I'm trying to write a program "sumnums" that reads in a file called "nums" that has a couple rows of numbers. Then it should print out the rows of the numbers followed by a sum of all the numbers.
Currently I have:
#!/bin/bash
sum=0;
while read myline
do
echo "Before for; Current line: \"$myline\""
done
for i in $myline; do
sum=$(expr $sum + $i)
done < $1
echo "Total sum is: $sum"
and it outputs the list of the numbers from nums correctly then says ./sumnums: line 10: $1: ambiguous redirect
, then outputs Total sum is: 0
.
So somehow it isn't adding. How do I rearrange these lines to fix the program and get rid of the "ambiguous redirect"?

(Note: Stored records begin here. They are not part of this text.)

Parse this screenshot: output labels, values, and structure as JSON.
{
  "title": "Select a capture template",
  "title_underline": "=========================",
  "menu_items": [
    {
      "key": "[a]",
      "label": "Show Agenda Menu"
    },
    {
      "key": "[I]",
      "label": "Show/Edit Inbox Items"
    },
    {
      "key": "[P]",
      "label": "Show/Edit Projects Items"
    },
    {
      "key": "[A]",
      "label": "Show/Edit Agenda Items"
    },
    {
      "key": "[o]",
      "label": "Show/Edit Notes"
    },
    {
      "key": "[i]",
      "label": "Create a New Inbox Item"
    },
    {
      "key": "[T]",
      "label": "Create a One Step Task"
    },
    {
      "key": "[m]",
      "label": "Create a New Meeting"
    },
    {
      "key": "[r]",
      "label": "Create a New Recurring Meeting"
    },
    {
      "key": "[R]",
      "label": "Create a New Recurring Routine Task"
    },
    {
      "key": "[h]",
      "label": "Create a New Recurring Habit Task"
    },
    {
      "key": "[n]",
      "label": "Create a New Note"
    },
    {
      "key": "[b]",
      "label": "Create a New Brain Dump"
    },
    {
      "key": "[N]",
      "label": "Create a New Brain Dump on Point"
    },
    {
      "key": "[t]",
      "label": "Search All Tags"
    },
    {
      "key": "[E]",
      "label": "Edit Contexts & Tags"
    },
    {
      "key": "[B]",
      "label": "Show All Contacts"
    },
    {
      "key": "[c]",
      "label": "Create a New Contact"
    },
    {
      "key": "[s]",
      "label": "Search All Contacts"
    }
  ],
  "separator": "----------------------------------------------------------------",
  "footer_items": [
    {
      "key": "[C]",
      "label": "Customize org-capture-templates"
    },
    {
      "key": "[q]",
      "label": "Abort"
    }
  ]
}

Assuming your filename is in $1
(that is, that your script was called with ./yourscript nums
):
#!/bin/bash
[[ $1 ]] || set -- nums ## use $1 if already set; otherwise, override with "nums"
sum=0
while read -r i; do ## read from stdin (which is redirected by < for this loop)
sum=$(( sum + i )) ## ...treat what we read as a number, and add it to our sum
done <"$1" ## with stdin reading from $1 for this loop
echo "Total sum is: $sum"
If $1
doesn't contain your filename, then use something that does contain your filename in its place, or just hardcode the actual filename itself.
Notes:
<"$1"
is applied to a while read
loop. This is essential, because read
is (in this context) the command that actually consumes content from the file. It can make sense to redirect stdin to a for
loop, but only if something inside that loop is reading from stdin. $(( ))
is modern POSIX sh arithmetic syntax. expr
is legacy syntax; don't use it. awk
to the rescue!
awk '{for(i=1;i<=NF;i++) sum+=$i} END{print "Total sum is: " sum}' file
bash
is not the right tool for this task.